To be most effective, the HCV program would need certain modifications tailored to the current crisis. HUD has already suspended the requirement that units be inspected before families can move in, which cuts down on time and lets people get housing right away.  The program should also be adjusted to cover back rent.

With the HCV program, the U.S. can stabilize housing for millions of households. The program is already in place; it would only need to be ramped up — a solution that is popular among voters of both parties. Ideally, the program should be available to all who need it.

The $3 trillion HEROES Act introduced on May 12 by House Speaker Nancy Pelosi is a welcome start. It includes $100 billion in emergency rental assistance that would achieve many of the benefits of making Housing Choice Vouchers available to all eligible households. But this support would only be temporary, lasting no more than two years. Our proposal would provide both short- and long-term support to low-income renters, and protect them from future economic shocks.


From 5/8/2020 to 5/9/2020 Data for Progress conducted a survey of 1235 likely voters nationally using web panel respondents. The sample was weighted to be representative of likely voters by age, gender, education, urbanicity, race, and voting history. The survey was conducted in English. The margin of error is ± 2.7 percent. Respondents were asked: “Currently, the federal government provides Housing Choice Vouchers, which are intended to help people pay for part of their rent if they are otherwise unable to afford it. Program participants must pay 30 percent of their income in rent, but the program provides vouchers to help renters cover housing costs that are above that 30 percent. Before coronavirus, only about 1/4 of eligible people used the program for a variety of reasons, most notably, many landlords refuse to take the vouchers. Do you support or oppose the expansion of the Housing Choice Vouchers program?”

Kirk McClure is a professor of urban planning in the School of Public Affairs and Administration. His teaching and research examines housing market behavior and evaluates federal affordable housing programs.
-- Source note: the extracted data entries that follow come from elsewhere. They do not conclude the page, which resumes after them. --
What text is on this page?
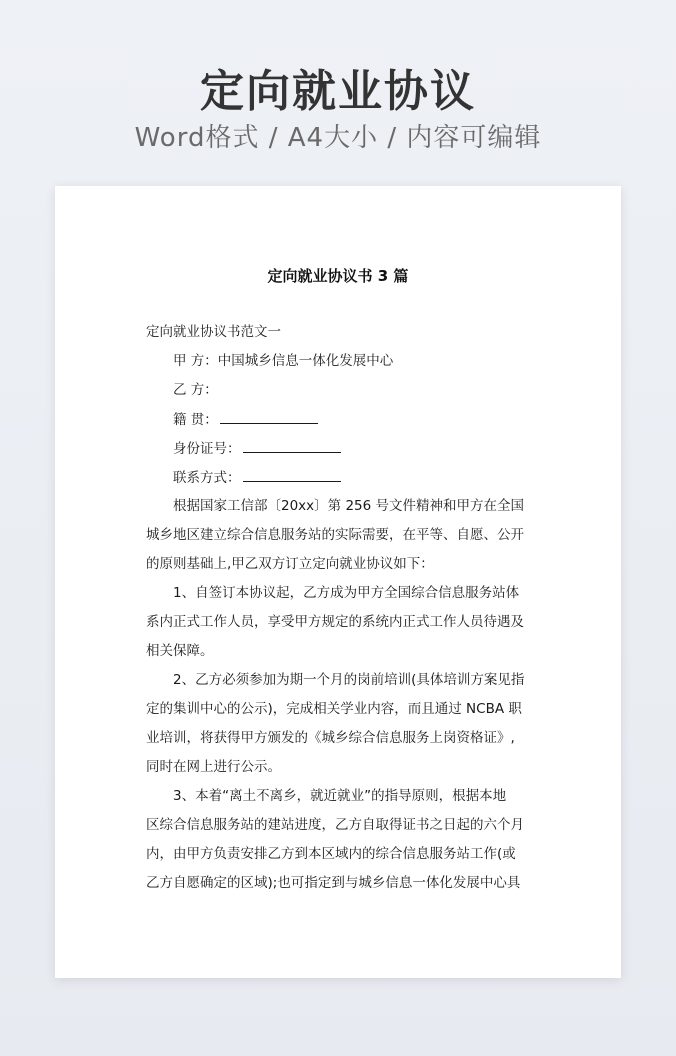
定向就业协议
Word格式 / A4大小 / 内容可编辑
定向就业协议书 3 篇
定向就业协议书范文一
甲 方：中国城乡信息一体化发展中心
乙 方：
籍 贯：
身份证号：
联系方式：
根据国家工信部〔20xx〕第 256 号文件精神和甲方在全国
城乡地区建立综合信息服务站的实际需要，在平等、自愿、公开
的原则基础上,甲乙双方订立定向就业协议如下：
1、自签订本协议起，乙方成为甲方全国综合信息服务站体
系内正式工作人员，享受甲方规定的系统内正式工作人员待遇及
相关保障。
2、乙方必须参加为期一个月的岗前培训(具体培训方案见指
定的集训中心的公示)，完成相关学业内容，而且通过 NCBA 职
业培训，将获得甲方颁发的《城乡综合信息服务上岗资格证》,
同时在网上进行公示。
3、本着“离土不离乡，就近就业”的指导原则，根据本地
区综合信息服务站的建站进度，乙方自取得证书之日起的六个月
内，由甲方负责安排乙方到本区域内的综合信息服务站工作(或
乙方自愿确定的区域);也可指定到与城乡信息一体化发展中心具
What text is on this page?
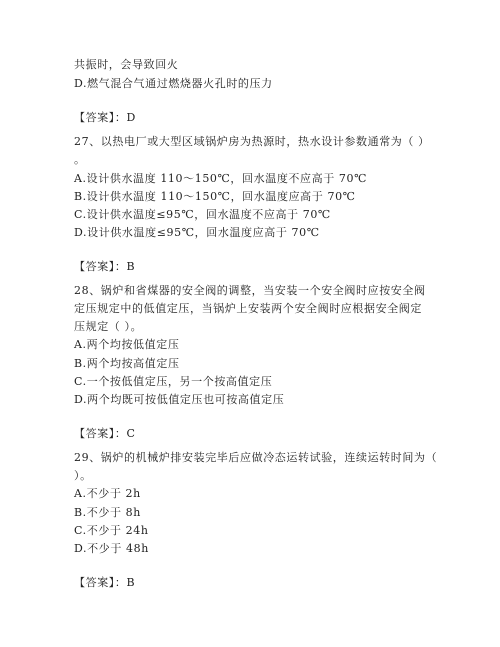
共振时，会导致回火
D.燃气混合气通过燃烧器火孔时的压力
【答案】：D
27、以热电厂或大型区域锅炉房为热源时，热水设计参数通常为（ ）
。
A.设计供水温度 110～150℃，回水温度不应高于 70℃
B.设计供水温度 110～150℃，回水温度应高于 70℃
C.设计供水温度≤95℃，回水温度不应高于 70℃
D.设计供水温度≤95℃，回水温度应高于 70℃
【答案】：B
28、锅炉和省煤器的安全阀的调整，当安装一个安全阀时应按安全阀
定压规定中的低值定压，当锅炉上安装两个安全阀时应根据安全阀定
压规定（ ）。
A.两个均按低值定压
B.两个均按高值定压
C.一个按低值定压，另一个按高值定压
D.两个均既可按低值定压也可按高值定压
【答案】：C
29、锅炉的机械炉排安装完毕后应做冷态运转试验，连续运转时间为（
）。
A.不少于 2h
B.不少于 8h
C.不少于 24h
D.不少于 48h
【答案】：B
His research has been supported by multiple grants from the U.S. Department of Housing and Urban Development (HUD). He was Scholar in Residence at HUD’s Department of Policy Development and Research.

Alex F. Schwartz is Professor of Public and Urban Policy at the New School. He served as Program Chair of Public and Urban Policy from 2001 to 2012. He holds a doctorate in Urban Planning and Policy Development from Rutgers University. Professor Schwartz’s research centers on housing and community development, including public housing and other affordable housing programs, mixed-income housing, fair housing, and community development corporations.